Now that I’m on the subject of music - and, more importantly, given that I am looking forward to possibly teaching at Berklee - I may as well do a writing loop on the blues. Let me focus specifically on the broader stuff I need to organize in order to teach general African American music history, but bear in mind that my affinity is for the blues.

Blues as a form, as a genre, and as an aesthetic: an overview of the various blues forms, examples from songs and from Langston Hughes’s poetry; very brief overview of genres and sub-genres, noting the geographic dispersion of different styles, and how styles began to borrow and work with one another more broadly as a result of the wider distribution of audio recordings; geolocate a bunch of blues recording locations using GoogleMaps, making a map of Mississippi with marked locations and links to recording session info and audio, for instance, mark the towns in the Mississippi hill country, link to pages with session info and audio playlists

The guitar: it may as well be a spoken-out-loud secret - I play the guitar. This informs everything I know about music since it is the instrument I play most often and understand the best; I need to make this apparent in my writing about music because I can never get away from it, unless, of course, I decided to switch my primary instrument or really work up an understanding of another instrument (bass, for instance); this all being said, playing guitar is an important way that I connect with music, and so the musical and historical choices I make while preparing for a class or writing something are infused with the fact that I am, primarily, just another guitar player; this is a problem for me because now I’m perceived as another one of those guitar wannabes who went into teaching rather than as a teacher with an expanded, musical skillset (Jesus, this writing is really atrocious); what can I do as a guitar player that would help me to teach the history I want to teach? should I just go with my affinity for the guitar and continue to teach the history from a guitar-centric perspective; despite what you might see on Rig Rundown, the guitar is an incredibly mobile and versatile instrument, talk about Atlantic theory and the distribution of instruments and recordings as something that has changed the sound of music globally; continue to blog about great guitar players like Hound Dog Taylor and Sonny Landreth, and don’t worry if I am heavy on the guitars and guitar players and guitar playing styles and gear and guitar setups and cetera….
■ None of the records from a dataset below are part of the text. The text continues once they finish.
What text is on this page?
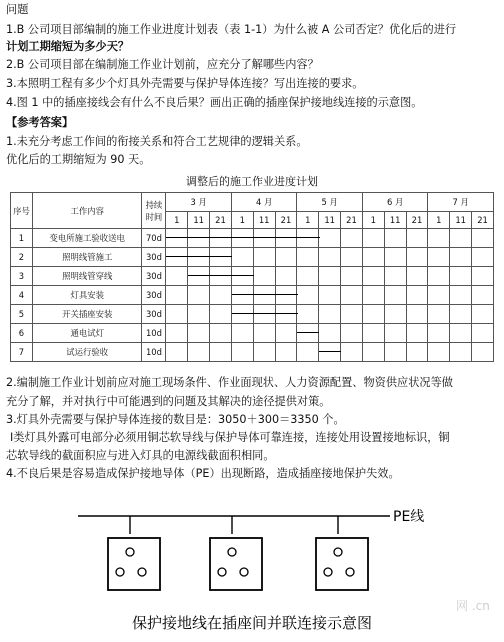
问题
1.B 公司项目部编制的施工作业进度计划表（表 1-1）为什么被 A 公司否定？优化后的进行
计划工期缩短为多少天？
2.B 公司项目部在编制施工作业计划前，应充分了解哪些内容？
3.本照明工程有多少个灯具外壳需要与保护导体连接？写出连接的要求。
4.图 1 中的插座接线会有什么不良后果？画出正确的插座保护接地线连接的示意图。
【参考答案】
1.未充分考虑工作间的衔接关系和符合工艺规律的逻辑关系。
优化后的工期缩短为 90 天。
调整后的施工作业进度计划
序号	工作内容	持续时间	3 月			4 月			5 月			6 月			7 月		
			1	11	21	1	11	21	1	11	21	1	11	21	1	11	21
1	变电所施工验收送电	70d	

2	照明线管施工	30d	

3	照明线管穿线	30d		

4	灯具安装	30d				

5	开关插座安装	30d				

6	通电试灯	10d							

7	试运行验收	10d								

2.编制施工作业计划前应对施工现场条件、作业面现状、人力资源配置、物资供应状况等做
充分了解，并对执行中可能遇到的问题及其解决的途径提供对策。
3.灯具外壳需要与保护导体连接的数目是：3050＋300＝3350 个。
Ⅰ类灯具外露可电部分必须用铜芯软导线与保护导体可靠连接，连接处用设置接地标识，铜
芯软导线的截面积应与进入灯具的电源线截面积相同。
4.不良后果是容易造成保护接地导体（PE）出现断路，造成插座接地保护失效。
PE线
保护接地线在插座间并联连接示意图
网 .cn
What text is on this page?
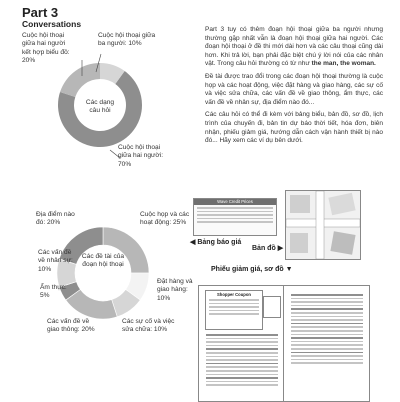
Part 3
Conversations
Cuộc hội thoại
giữa hai người
kết hợp biểu đồ:
20%
Cuộc hội thoại giữa
ba người: 10%
Các dạng
câu hỏi
Cuộc hội thoại
giữa hai người:
70%

Part 3 tuy có thêm đoạn hội thoại giữa ba người nhưng thường gặp nhất vẫn là đoạn hội thoại giữa hai người. Các đoạn hội thoại ở đề thi mới dài hơn và các câu thoại cũng dài hơn. Khi trả lời, bạn phải đặc biệt chú ý lời nói của các nhân vật. Trong câu hỏi thường có từ như the man, the woman.

Đề tài được trao đổi trong các đoạn hội thoại thường là cuộc họp và các hoạt động, việc đặt hàng và giao hàng, các sự cố và việc sửa chữa, các vấn đề về giao thông, ẩm thực, các vấn đề về nhân sự, địa điểm nào đó...

Các câu hỏi có thể đi kèm với bảng biểu, bản đồ, sơ đồ, lịch trình của chuyến đi, bản tin dự báo thời tiết, hóa đơn, biên nhận, phiếu giảm giá, hướng dẫn cách vận hành thiết bị nào đó... Hãy xem các ví dụ bên dưới.

Địa điểm nào
đó: 20%
Cuộc họp và các
hoạt động: 25%
Các vấn đề
về nhân sự:
10%
Ẩm thực:
5%
Các đề tài của
đoạn hội thoại
Đặt hàng và
giao hàng:
10%
Các vấn đề về
giao thông: 20%
Các sự cố và việc
sửa chữa: 10%
Wave Credit Prices
◀ Bảng báo giá
Bản đồ ▶
Phiếu giảm giá, sơ đồ ▼
Shopper Coupon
Blues and prison: songs about prison, or the threat of prison, or about illegal acts for which the punishment would plausibly be prison; there is a history written about Parchman Farm Penitentiary, I forget the title, also a book about the rise of the use of prison as social control in the South following Reconstruction; Lomax did a bunch of recording at Parchman Farm in the 1930s and 1940s, maybe 1950s as well; in any event most of these recordings are available online to listen for free; make a connection to the contemporary prison-industrial complex, and to the concerns of movements like Black Lives Matters.

Blues and literature: pick out examples from Call & Response: The Riverside Anthology of African American Literature, then find appropriate listening examples, focusing on the spirituals; re-read Mumbo Jumbo and come up with a playlist, need to include Haitian and Cuban music as well as the varied forms of blues, re-read parts of Beecher-Stowe’s Uncle Tom’s Cabin, particularly the scene with whats-her-name (Topsy?) who said that she wasn’t born to anybody, she jes’ grew; re-read The Souls of Black Folk and get together a playlist of spirituals along with info and lyrics from those quoted in Souls.

Blues women: re-read Davis’s Blues Legacies and Black Feminism, get together a playlist with Ma Rainey, Bessie Smith, and Billie Holiday; pay particular attention to the lyric transcriptions at the end of Davis’s book; make sure to talk about Mamie Smith and all the other singers in this genre; geolocate their various recording sessions and look at the broader histories of those places at those times.